Sheri Vi nació en una ciudad pequeña del medio oeste estadounidense, donde creció en un entorno familiar conservador. Desde muy joven mostró un interés inusual por las artes escénicas, participando en obras escolares y clases de danza contemporánea. Sus padres, aunque inicialmente escépticos, apoyaron su pasión por la interpretación. Durante la adolescencia, Sheri descubrió su atracción por la exploración de la sexualidad de una manera abierta y sin prejuicios, algo que marcaría su camino profesional años después.

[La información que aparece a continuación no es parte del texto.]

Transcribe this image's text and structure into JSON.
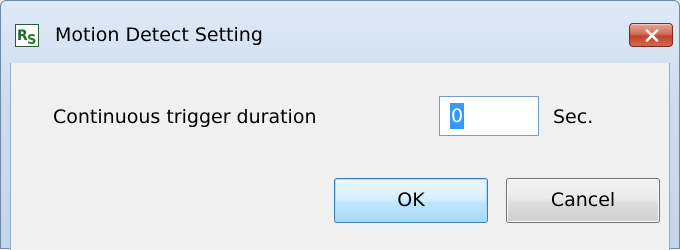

Tras mudarse a Los Ángeles para estudiar diseño gráfico, Sheri Vi comenzó a trabajar como modelo de webcam para costear sus estudios. Fue allí donde un cazatalentos de una productora reconocida la contactó, impresionado por su naturalidad frente a la cámara y su capacidad para conectar con la audiencia. A los 22 años firmó su primer contrato con una agencia boutique, debutando en escenas que combinaban narrativa y autenticidad. Sheri ha explicado en entrevistas que nunca sintió presión externa; fue una decisión consciente basada en su curiosidad intelectual y emocional sobre el deseo humano.
Con el tiempo, Sheri Vi se diferenció por su enfoque en contenido que prioriza el consentimiento explícito y la comunicación entre los intérpretes. Trabajó con directores independientes que le permitieron co-crear las tramas, lo que le valió el respeto de colegas y críticos. En 2018 lanzó su propio sitio web, donde publica escenas filmadas con equipos reducidos, muchas veces en locaciones naturales. Según comentó en una charla para un podcast, esta etapa representó un punto de inflexión personal, pues pasó de ser una intérprete a una curadora de experiencias visuales.
Fuera del set, Sheri Vi es una ávida lectora de filosofía y psicología, intereses que integra en sus guiones. Practica yoga y meditación desde los 19 años, hábitos que le ayudan a mantener un equilibrio mental en una industria exigente. También ha participado como ponente en mesas redondas sobre derechos laborales de trabajadores sexuales, abogando por condiciones más seguras y desestigmatización. En su tiempo libre viaja con frecuencia a reservas naturales, donde fotografía paisajes; algunas de esas imágenes han sido utilizadas como portadas de sus proyectos.
En los últimos dos años, Sheri Vi ha reducido su ritmo de producción para dedicarse a la escritura de un libro de memorias, aún sin título definitivo, donde planea relatar su transición desde una joven insegura hasta una mujer que controla su narrativa profesional. Además, colabora con una organización sin fines de lucro que ofrece talleres de educación sexual integral en escuelas secundarias, aunque prefiere mantener un perfil bajo en esas actividades. Recientemente, en una entrevista para una revista digital, confesó que su mayor aprendizaje ha sido entender que la autenticidad no es un destino, sino un proceso continuo de autoconocimiento.